Two Irish airlines are calling for a stronger stand on alcohol service pre-flight. A diverted Ryanair flight has the carrier demanding alcohol not be served in airports before 10 AM with strict limits after, while Aer Lingus says they will no longer board anyone who is visibly drunk.
Aer Lingus and Ryanair want to send a message to European flyers: Don’t drink and fly. DublinLive reports the two airlines are demanding tighter controls on beverage service prior to boarding.
After a Ryanair flight from Dublin to Ibiza was diverted prior to arrival on Saturday, June 16, 2018, executives for the carrier once again demanded changes to alcohol service. The proposed changes includes asking airports to stop serving drinks before 10 AM local time and limiting flyers to two drinks.
“It’s incumbent on the airports to introduce these preventative measures to curb excessive drinking and the problems it creates” a Ryanair spokesperson told DublinLive. “Rather than allowing passengers to drink to excess before their flights.”
Aer Lingus is taking a stronger stand on passengers who decide to drink before their next adventure. In a statement to the news website, the IAG subsidiary said they do not let drunk passengers board their aircraft. And if a flyer becomes disruptive or tries to break into duty free alcohol, they can be banned from flying aboard the airline in the future.

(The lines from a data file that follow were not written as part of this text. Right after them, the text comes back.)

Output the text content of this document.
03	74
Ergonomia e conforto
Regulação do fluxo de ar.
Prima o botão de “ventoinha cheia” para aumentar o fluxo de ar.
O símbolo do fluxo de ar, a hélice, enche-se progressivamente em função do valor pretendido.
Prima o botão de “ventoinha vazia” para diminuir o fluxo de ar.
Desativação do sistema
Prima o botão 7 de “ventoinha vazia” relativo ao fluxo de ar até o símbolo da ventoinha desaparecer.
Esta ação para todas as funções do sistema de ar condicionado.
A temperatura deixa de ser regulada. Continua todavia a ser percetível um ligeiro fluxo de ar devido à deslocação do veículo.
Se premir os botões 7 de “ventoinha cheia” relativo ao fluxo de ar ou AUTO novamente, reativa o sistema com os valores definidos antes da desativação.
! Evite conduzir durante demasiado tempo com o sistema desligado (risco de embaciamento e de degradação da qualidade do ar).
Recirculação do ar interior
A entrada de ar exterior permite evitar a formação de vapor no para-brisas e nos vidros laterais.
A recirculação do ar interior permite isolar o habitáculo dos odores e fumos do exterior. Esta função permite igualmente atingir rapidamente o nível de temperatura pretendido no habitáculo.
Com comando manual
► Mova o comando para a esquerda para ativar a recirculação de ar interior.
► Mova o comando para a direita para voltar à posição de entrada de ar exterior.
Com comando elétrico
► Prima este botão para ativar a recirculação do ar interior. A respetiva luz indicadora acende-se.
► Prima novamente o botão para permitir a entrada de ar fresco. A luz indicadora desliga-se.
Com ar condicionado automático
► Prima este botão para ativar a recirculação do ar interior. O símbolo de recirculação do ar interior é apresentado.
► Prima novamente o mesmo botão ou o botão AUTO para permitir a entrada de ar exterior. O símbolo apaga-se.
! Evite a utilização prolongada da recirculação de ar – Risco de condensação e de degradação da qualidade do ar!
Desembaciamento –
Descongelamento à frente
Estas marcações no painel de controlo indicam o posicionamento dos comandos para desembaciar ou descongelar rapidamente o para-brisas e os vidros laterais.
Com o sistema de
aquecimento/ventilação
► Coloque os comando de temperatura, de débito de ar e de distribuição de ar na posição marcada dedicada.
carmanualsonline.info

“All of our crew have been advised on the controlled sale of alcohol inflight,” an Aer Lingus spokesperson told DublinLive. “Should a guest become disruptive inflight, they may be denied future travel on the airline.”
The calls for change come as more flights are disrupted due to inebriated flyers, with some groups answering in a big way. At Amsterdam Airport Schiphol (AMS), employees receive special training on identifying drunk passengers, while Canadian prosecutors sought over $13,000 in fines against a drunk passenger who caused a flight diversion.